Ecco l’editoriale del nuovo numero di “Storia in Rete”. Ci sono gli estremi per sospettare che il sempre più drammatico disinteresse delle nostre classi dirigenti verso la nostra Storia e la nostra cultura siano da mettere in relazione con l’europeismo dilagante? Prima saremo meno italiani (e meno spagnoli, meno greci, meno francesi…) prima saremo buoni e disciplinati Europei. Senz’anima. O, almeno, senza più la “nostra” anima…

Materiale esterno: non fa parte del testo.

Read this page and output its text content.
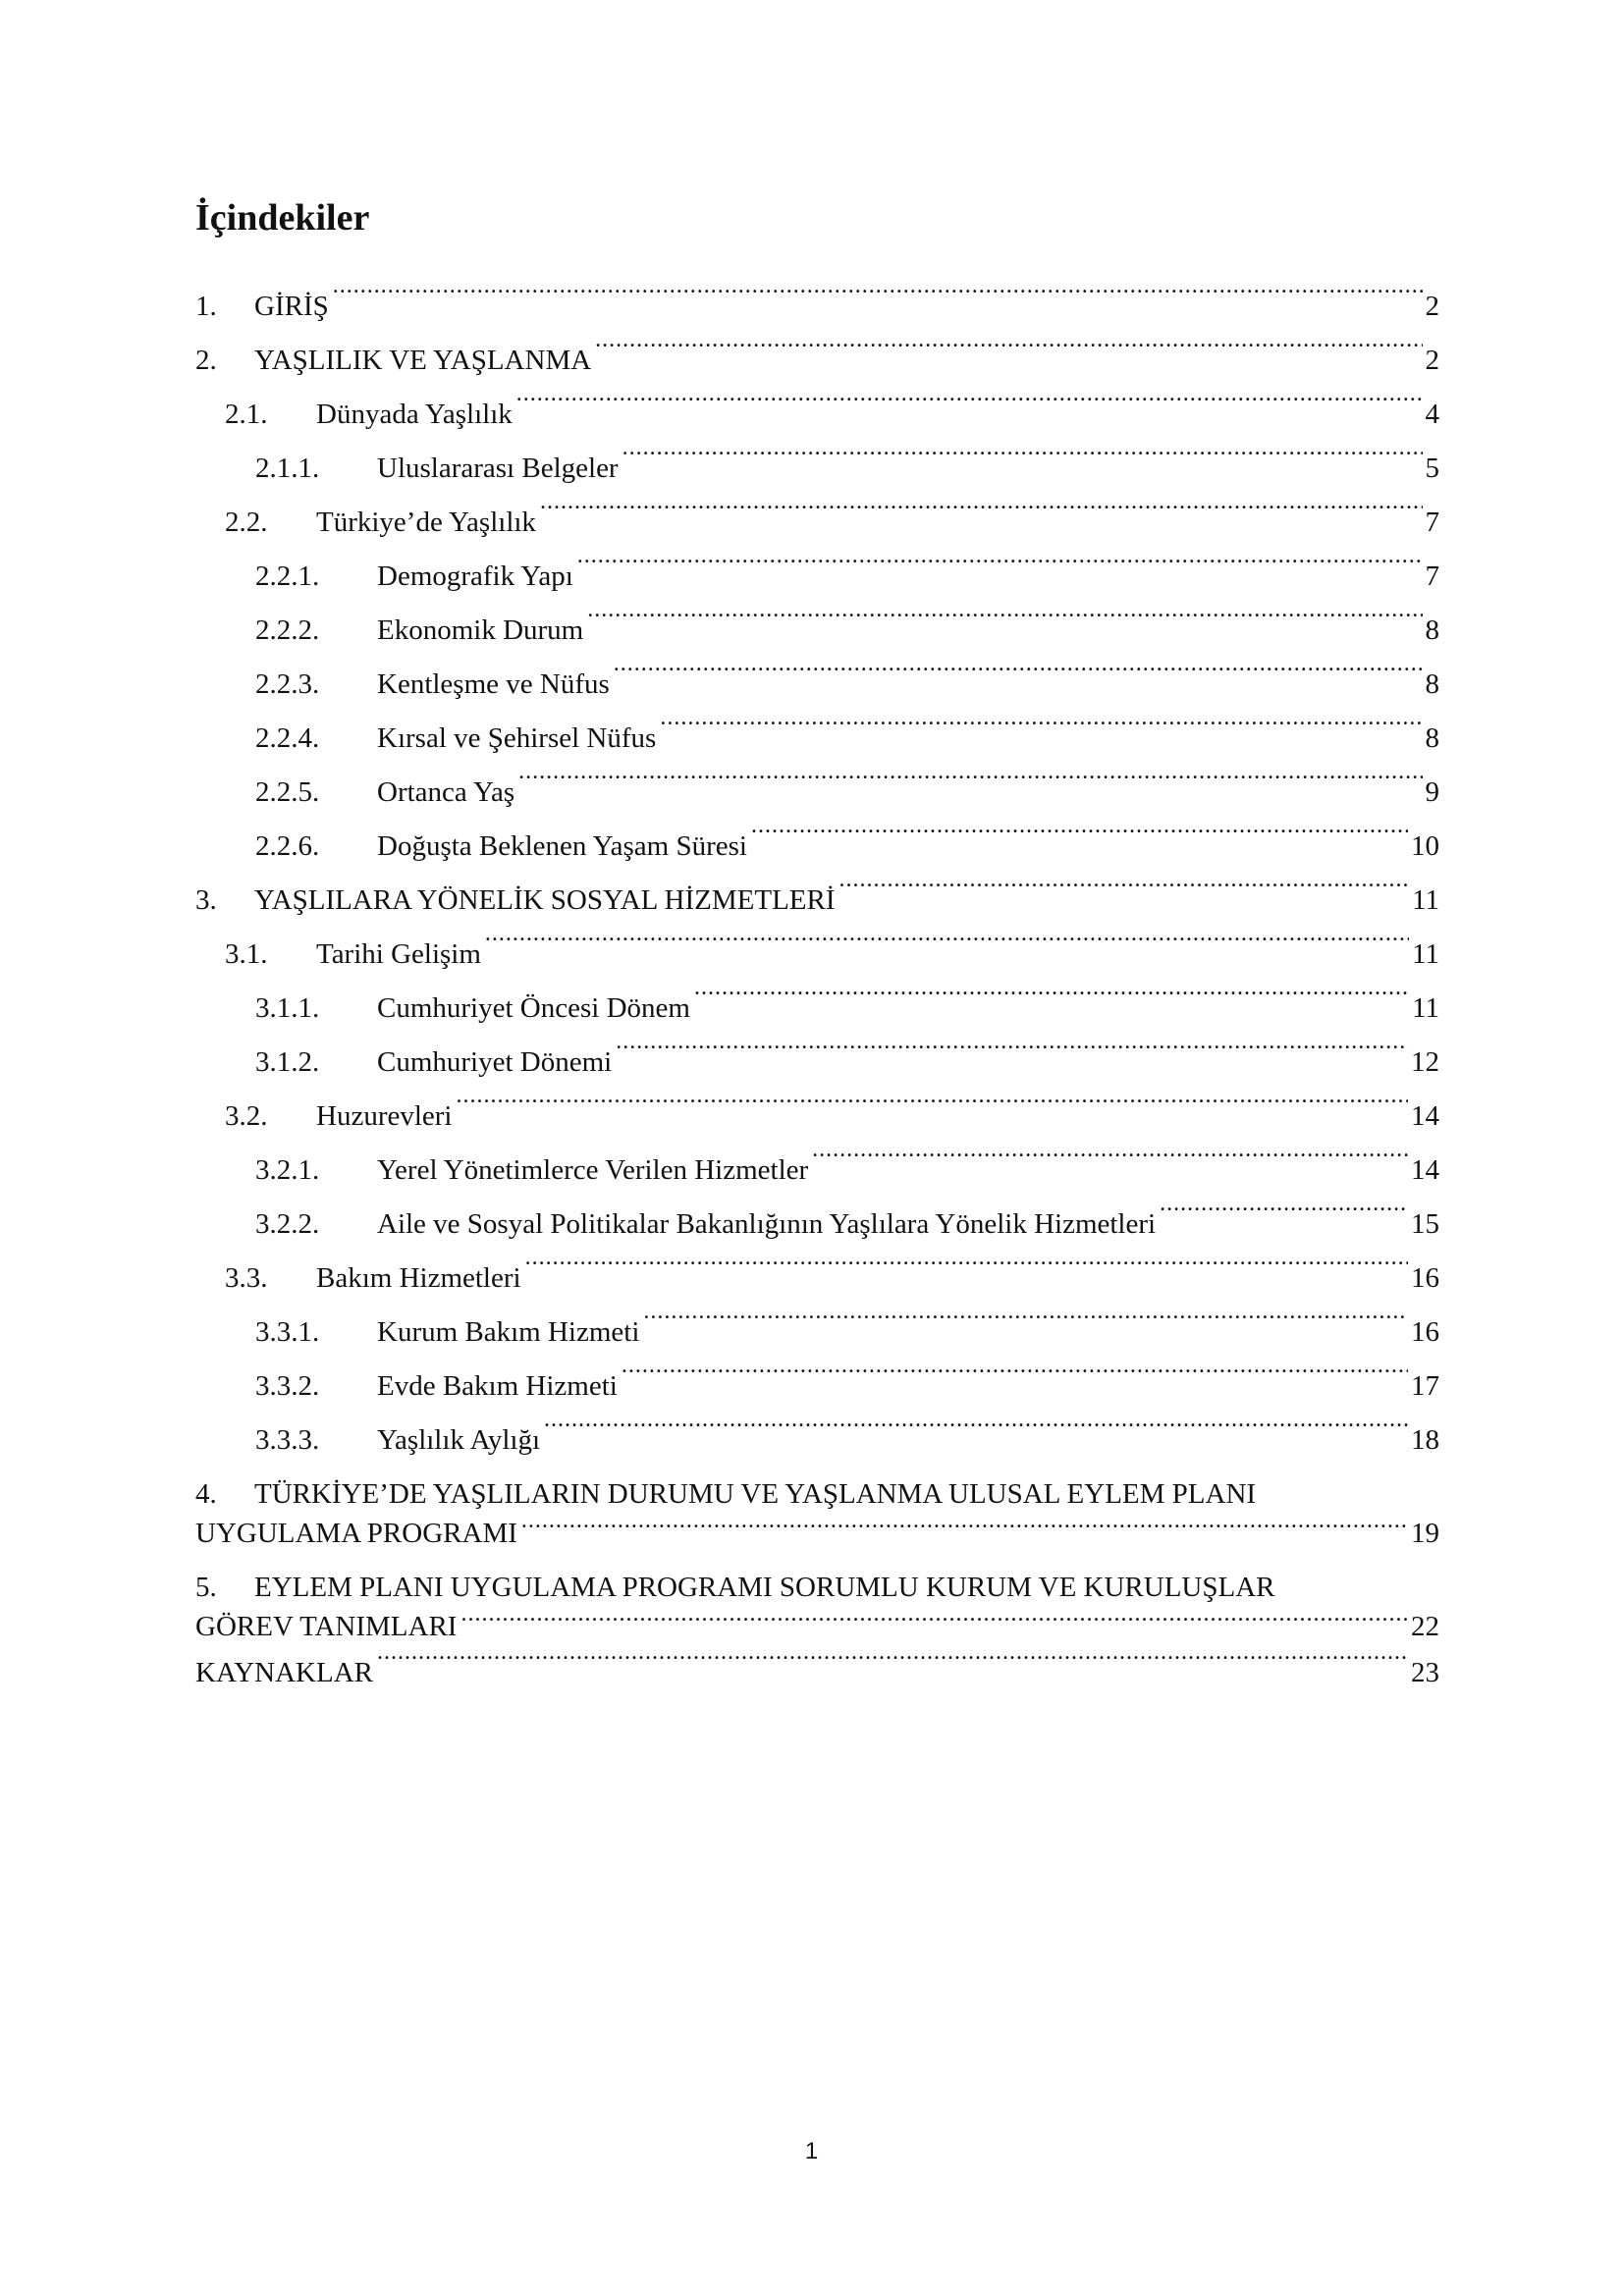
İçindekiler
1.	GİRİŞ .....	2
2.	YAŞLILIK VE YAŞLANMA .....	2
2.1.	Dünyada Yaşlılık .....	4
2.1.1.	Uluslararası Belgeler .....	5
2.2.	Türkiye’de Yaşlılık .....	7
2.2.1.	Demografik Yapı .....	7
2.2.2.	Ekonomik Durum .....	8
2.2.3.	Kentleşme ve Nüfus .....	8
2.2.4.	Kırsal ve Şehirsel Nüfus .....	8
2.2.5.	Ortanca Yaş .....	9
2.2.6.	Doğuşta Beklenen Yaşam Süresi .....	10
3.	YAŞLILARA YÖNELİK SOSYAL HİZMETLERİ .....	11
3.1.	Tarihi Gelişim .....	11
3.1.1.	Cumhuriyet Öncesi Dönem .....	11
3.1.2.	Cumhuriyet Dönemi .....	12
3.2.	Huzurevleri .....	14
3.2.1.	Yerel Yönetimlerce Verilen Hizmetler .....	14
3.2.2.	Aile ve Sosyal Politikalar Bakanlığının Yaşlılara Yönelik Hizmetleri .....	15
3.3.	Bakım Hizmetleri .....	16
3.3.1.	Kurum Bakım Hizmeti .....	16
3.3.2.	Evde Bakım Hizmeti .....	17
3.3.3.	Yaşlılık Aylığı .....	18
4. TÜRKİYE’DE YAŞLILARIN DURUMU VE YAŞLANMA ULUSAL EYLEM PLANI
UYGULAMA PROGRAMI .....	19
5. EYLEM PLANI UYGULAMA PROGRAMI SORUMLU KURUM VE KURULUŞLAR
GÖREV TANIMLARI .....	22
KAYNAKLAR .....	23
1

La parola è un po’ sputtanata ma allo stato delle cose tanto vale non farsi problemi e chiamare le cose col proprio nome: “Complotto”. Ecco, l’abbiamo detto. Detto perché lo pensiamo: c’è un “Complotto”. Un “complotto” nel senso più classico che poi è quello più lontano dal cliché tanto caro ai “complottisti” così come agli anti complottisti (o “debunkers” come amano farsi chiamare oggi, anche in Italia, dove sempre più si preferisce non usare l’italiano anche quando si parla tra italiani e agli italiani…). Insomma, il complotto c’è, è in atto e sta raggiungendo i suoi scopi nonostante il “piano” non sia stato – probabilmente – preordinato esattamente in qualche club esclusivo o in una grotta sede di un gruppo di incappucciati. Quale che sia stata la sua origine questa si perde comunque ormai molto indietro nel tempo: almeno 30/40 anni a giudicare da alcuni elementi probanti… Certo, poiché ci occupiamo di Storia non possiamo trascurare a priori la ricerca delle origini di un fatto, dei suoi prodromi, magari dei suoi ispiratori. Ma sono tali e tanti i segni del suo dispiegarsi in ogni aspetto della vita di ogni giorno che, almeno per denunciarlo, non occorrono laboriose indagini d’archivio. Basta guardarsi intorno, leggere i giornali, ascoltare in TV politici e intellettuali, passeggiare per le nostre città, interrogare o semplicemente osservare le persone che ci camminano a fianco sul marciapiede o che sono ferme al semaforo. Guardare, collegare molti dati e chiedersi: “perché?”.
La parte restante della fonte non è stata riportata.